Where the Entrepôt Argument Is Contested

The entrepôt thesis is analytically compelling, but it rests on assumptions that deserve scrutiny. Four vulnerabilities stand out.

First, AI models are not neutral. By nature, they embed the legal assumptions, cultural frameworks, and epistemic priorities of their training context. The Gulf’s entrepôt position could be reframed as a question of whose non-neutrality to host.

Second, there are limits to the Farrell–Newman framework as applied here. Weaponized interdependence was built to explain how great powers exploit nodes—not how middle powers use nodes to resist great-power pressure. The historical cases cut predominantly in the other direction. The Gulf is attempting something the framework does not strongly predict is achievable: durable autonomy at a contested hub between two competing hegemons. The G42 divestiture from China is the first data point, and it does not favor the neutrality thesis.

Third, Global South demand is uncertain. The argument presupposes that governments and institutions are actively seeking an AI inference host outside great-power jurisdiction. That demand seems plausible, but maybe not to the scale necessary to finance a fully built-out Gulf “third option.” Many countries in recent years have gone directly to Chinese providers because either the U.S. option was not available or the Chinese option was more accessible due to price and fewer governance constraints. The intra-GCC dynamic introduces a further complication: both Saudi Arabia and the UAE are moving firmly into the American orbit. If both states build major inference infrastructure with divergent great-power alignments, the singular Gulf entrepôt thesis fractures into two competing nodes—undermining the collective leverage outlined above.

Finally, there is the question of where AI itself is heading. The entrepôt model rests on an implicit assumption: that AI inference will continue to require large, centralized data centers that smaller states must access through regional hubs. That assumption may not hold. The broader trajectory of AI development points in the opposite direction—toward smaller models, open-weight architectures, and deployment on modest local hardware. If inference increasingly migrates to the device or institutional level, the demand for centralized Gulf infrastructure could erode before it reaches full utilization. The Gulf’s entrepôt bet is, in part, a bet on continued centralization. That is a reasonable bet today. It is less obviously reasonable across the decade-long investment horizon the current buildout requires.

Conclusion

The Gulf does not need to train the world’s most capable models to occupy a position of structural consequence in international relations. The entrepôt logic requires only that the world cannot route around it. But the weaponized interdependence framework identifies a structural problem for Gulf Arab states as middle powers. Building an AI hub between two competing great powers does not mean the GCC transcends the existing competition—on the contrary, it may become the competition’s object.

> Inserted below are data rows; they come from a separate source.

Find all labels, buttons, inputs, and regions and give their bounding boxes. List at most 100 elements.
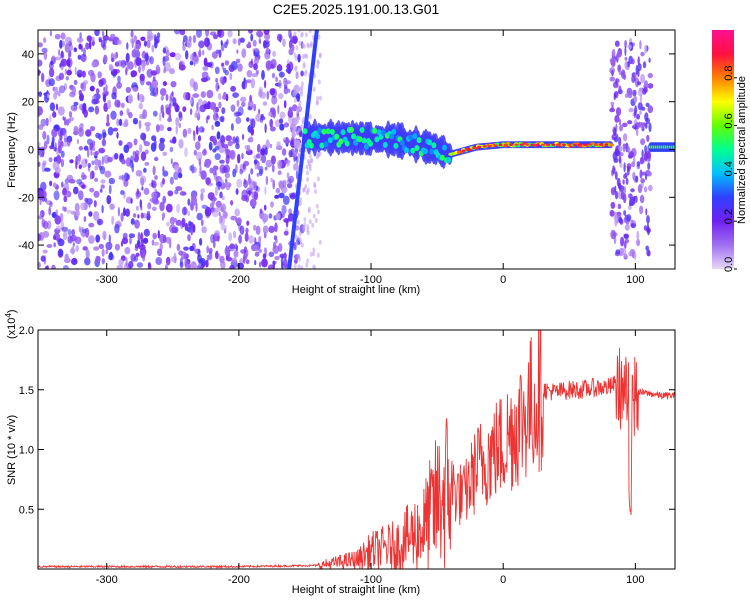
heat-cell — [278, 192, 285, 199]
heat-cell — [180, 190, 183, 196]
slant-streak — [287, 30, 319, 269]
heat-cell — [615, 249, 621, 255]
heat-cell — [643, 186, 648, 193]
heat-cell — [87, 162, 92, 168]
heat-cell — [122, 232, 128, 240]
heat-cell — [79, 93, 84, 102]
heat-cell — [214, 185, 219, 196]
heat-cell — [118, 118, 123, 126]
heat-cell — [308, 142, 314, 149]
heat-cell — [380, 129, 386, 136]
heat-cell — [389, 133, 395, 140]
heat-cell — [622, 143, 626, 153]
heat-cell — [47, 220, 52, 230]
heat-cell — [624, 186, 626, 195]
heat-cell — [310, 158, 314, 163]
heat-cell — [261, 154, 267, 164]
heat-cell — [609, 143, 615, 147]
heat-cell — [288, 39, 293, 50]
heat-cell — [162, 81, 168, 87]
heat-cell — [323, 141, 329, 148]
heat-cell — [209, 102, 217, 110]
heat-cell — [123, 178, 129, 187]
heat-cell — [300, 70, 304, 77]
heat-cell — [152, 76, 156, 82]
heat-cell — [102, 230, 107, 240]
heat-cell — [647, 72, 653, 79]
heat-cell — [275, 76, 278, 83]
heat-cell — [615, 78, 620, 83]
heat-cell — [158, 141, 165, 152]
heat-cell — [261, 70, 265, 80]
heat-cell — [205, 259, 209, 268]
heat-cell — [286, 182, 293, 189]
heat-cell — [306, 230, 310, 236]
heat-cell — [633, 108, 636, 119]
heat-cell — [214, 66, 220, 75]
heat-cell — [75, 209, 80, 217]
heat-cell — [297, 53, 301, 63]
heat-cell — [269, 143, 273, 149]
heat-cell — [622, 179, 625, 185]
heat-cell — [635, 175, 639, 183]
heat-cell — [175, 104, 180, 113]
heat-cell — [55, 103, 59, 111]
heat-cell — [256, 172, 260, 177]
heat-cell — [98, 243, 105, 250]
heat-cell — [299, 86, 303, 92]
heat-cell — [159, 137, 165, 143]
heat-cell — [312, 86, 316, 92]
heat-cell — [76, 155, 81, 165]
heat-cell — [466, 148, 471, 151]
heat-cell — [207, 38, 210, 46]
heat-cell — [225, 93, 229, 102]
heat-cell — [117, 75, 121, 84]
heat-cell — [201, 127, 205, 133]
heat-cell — [200, 91, 206, 98]
heat-cell — [205, 30, 210, 37]
heat-cell — [51, 264, 56, 269]
heat-cell — [628, 205, 632, 210]
heat-cell — [89, 187, 95, 193]
heat-cell — [641, 149, 644, 158]
heat-cell — [208, 141, 213, 151]
heat-cell — [293, 97, 297, 103]
heat-cell — [613, 93, 616, 101]
heat-cell — [203, 103, 211, 110]
heat-cell — [626, 165, 630, 176]
heat-cell — [51, 141, 55, 149]
heat-cell — [640, 73, 646, 84]
heat-cell — [95, 255, 101, 263]
heat-cell — [283, 218, 290, 223]
heat-cell — [39, 153, 42, 158]
heat-cell — [135, 205, 139, 211]
heat-cell — [623, 174, 627, 179]
heat-cell — [647, 226, 650, 236]
heat-cell — [202, 149, 207, 156]
colorbar-tick-label: 0.2 — [723, 209, 735, 224]
heat-cell — [376, 129, 382, 136]
heat-cell — [200, 170, 207, 180]
heat-cell — [44, 197, 48, 203]
heat-cell — [296, 155, 299, 164]
heat-cell — [40, 118, 47, 127]
heat-cell — [98, 218, 101, 226]
heat-cell — [105, 249, 109, 255]
heat-cell — [241, 133, 245, 140]
heat-cell — [195, 125, 199, 135]
heat-cell — [623, 253, 628, 258]
heat-cell — [623, 233, 629, 238]
heat-cell — [41, 72, 45, 83]
heat-cell — [315, 203, 319, 209]
heat-cell — [38, 42, 43, 48]
heat-cell — [107, 126, 114, 136]
heat-cell — [293, 31, 297, 37]
y-tick-label: 0 — [28, 145, 34, 157]
heat-cell — [125, 86, 132, 94]
heat-cell — [224, 60, 230, 66]
heat-cell — [577, 143, 582, 146]
heat-cell — [340, 129, 346, 136]
heat-cell — [68, 111, 73, 118]
heat-cell — [78, 146, 84, 151]
heat-cell — [118, 140, 123, 146]
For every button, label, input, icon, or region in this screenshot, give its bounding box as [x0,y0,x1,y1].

Both Washington and Beijing face structural incentives to ensure that Gulf AI infrastructure serves their respective panopticon interests: running their models, adopting their governance frameworks, excluding the other’s hardware and firms. A Gulf AI entrepôt that maintains genuine neutrality may be seen as strategically threatening by both powers simultaneously. The G42 divestiture represents the first visible instance of this pressure succeeding at scale. How long Gulf neutrality can last, especially as Washington and Beijing compete for global adoption of their respective AI ecosystems, remains the central unanswered question hanging over the entire enterprise.